# Platformunabhänghigkeit von Java (Applets)



## Zaphod (16. Feb 2006)

Hallo Leute,

ich habe in den letzten Tagen ein paar Applets auf Mac OS X geschrieben. Als ich diese auf einem Windows-PC ausführen wollte gab der Browser (InternetExplorer) an, dass die Class xyz nicht gefunden wurde, obwohl der Pfad im Applet-Tag, der HTML-Seite korrekt angegeben wurde. Was ist schief gelaufen? 

Erstaunt hat mich weiter, dass das Applet nach einer Neukompilierung auf einem Windows-Rechner nicht mehr auf meinem Mac laufen wollte. Ausgegeben wurde die selbe Fehlermeldung, wie beim IE - jetzt allerdings von Safari.

Bitte helft mit - ich habe wirklich keine Ahnung, was da schief gelaufen sein kann.


----------



## Leroy42 (16. Feb 2006)

Ist auf beiden Systemen dasselbe JRE installiert?


----------



## L-ectron-X (16. Feb 2006)

Mit welcher/welchen Version/en hast du kompiliert. (SDK-Version auf dem Mac und auf dem PC)
Welche VM-Version ist für den IE aktiviert? (Einstellungen im Browser)


----------



## Leroy42 (16. Feb 2006)

Tjaa!

Sieht so aus als ob die Herz aus Gold keinen Internetanschluß hat  ???:L


----------



## Zaphod (16. Feb 2006)

Hallo Leute!

@Leroy: Jaja, ich hab mir auch schon überlegt, ob es wohl daran liegt, dass ich beide Systeme auf Marvin laufen hab. Erscheint mir nach längeren Tests jedoch eher unwahrscheinlich, da auch auf nativer Hardware das selbe Problem auftritt. 

Ganz im Ernst. Ich hab auf beiden Systemen das JDK 1.5.0 installiert. Es sollte also daher keine Inkompatibilität herrschen. Aber auch auf anderen Windows-PCs mit anderen JDKs laufen meine am Mac geschriebenen Applets nicht. Das funktioniert nur, wenn ich dies dann auch unter Windows neu kompiliere. Dann verweigert allerdings mein Mac deren Ausführung.

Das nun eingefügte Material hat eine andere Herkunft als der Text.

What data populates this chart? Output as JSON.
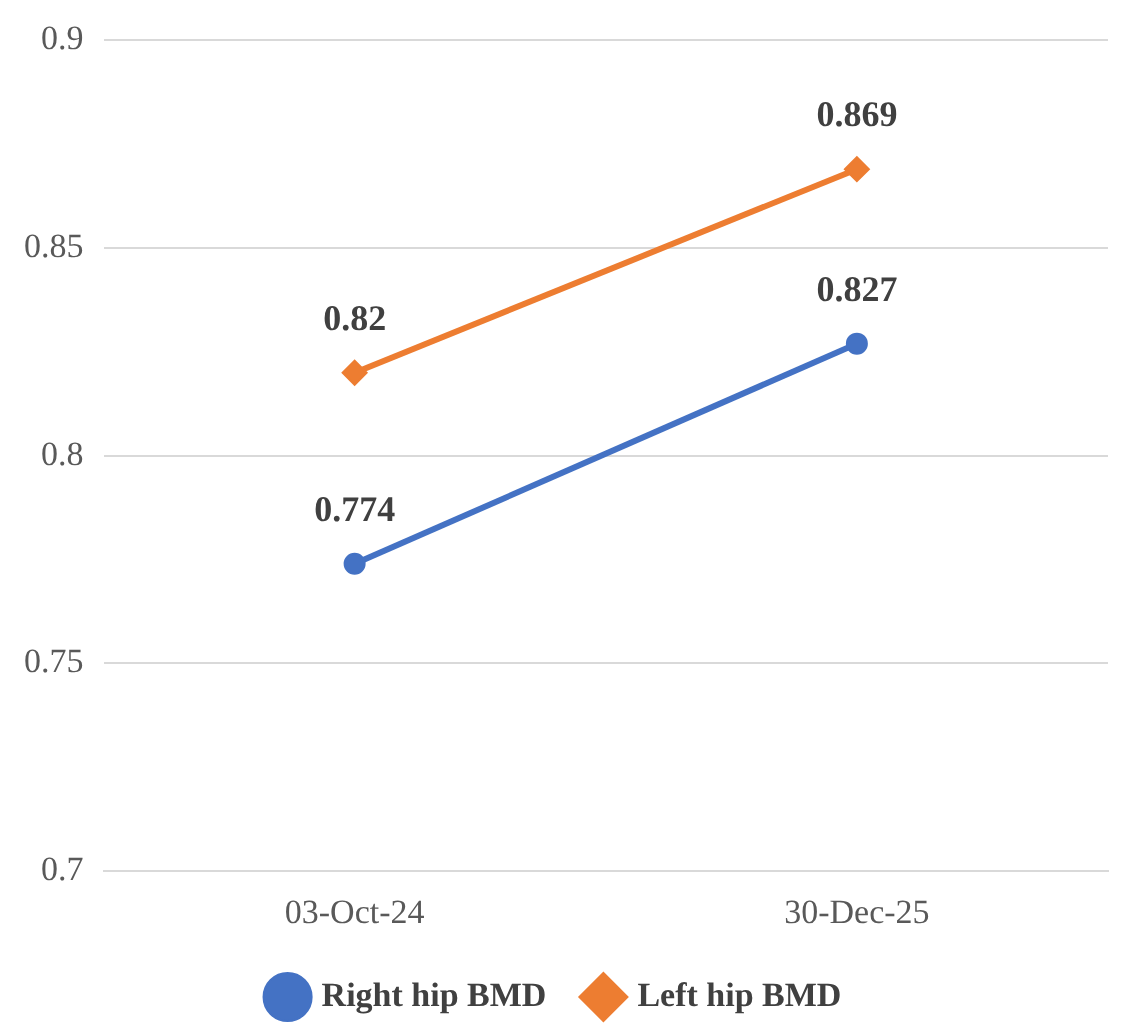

Ihr könnt es ja mal selber testen. Ich habe vor ein paar Tagen mal ein Spiel ins Forum unter der Rubrik Codeschnipsel und Projekte gepostet (http://www.java-forum.org/de/viewtopic.php?t=27782). Dies wurde auch unter OS X kompiliert und läuft ebenfalls nicht auf den Windows-PCs, die ich zum Test verwendet habe.

PS: Das Spiel läuft in Zwischen etwas flüssiger und es sind nicht mehr alle Methoden public deklariert. Unter dem Link findet ihr aber immer noch die alte Version.


----------



## Zaphod (17. Feb 2006)

Hallo und schöne Grüße von der Heart of Gold,

wie ich gestern festgestellt habe, is Marvin wirklich nicht dafür verantwortlich, dass meine Applets nicht auf unterschiedlichen OSes laufen. Vielmehr lag es daran, dass ich zwar auf beiden Systemen das JDK 1.5 installiert, aber nicht aktiviert hatte.

Trotzdem vielen Dank für eure Hilfe.


----------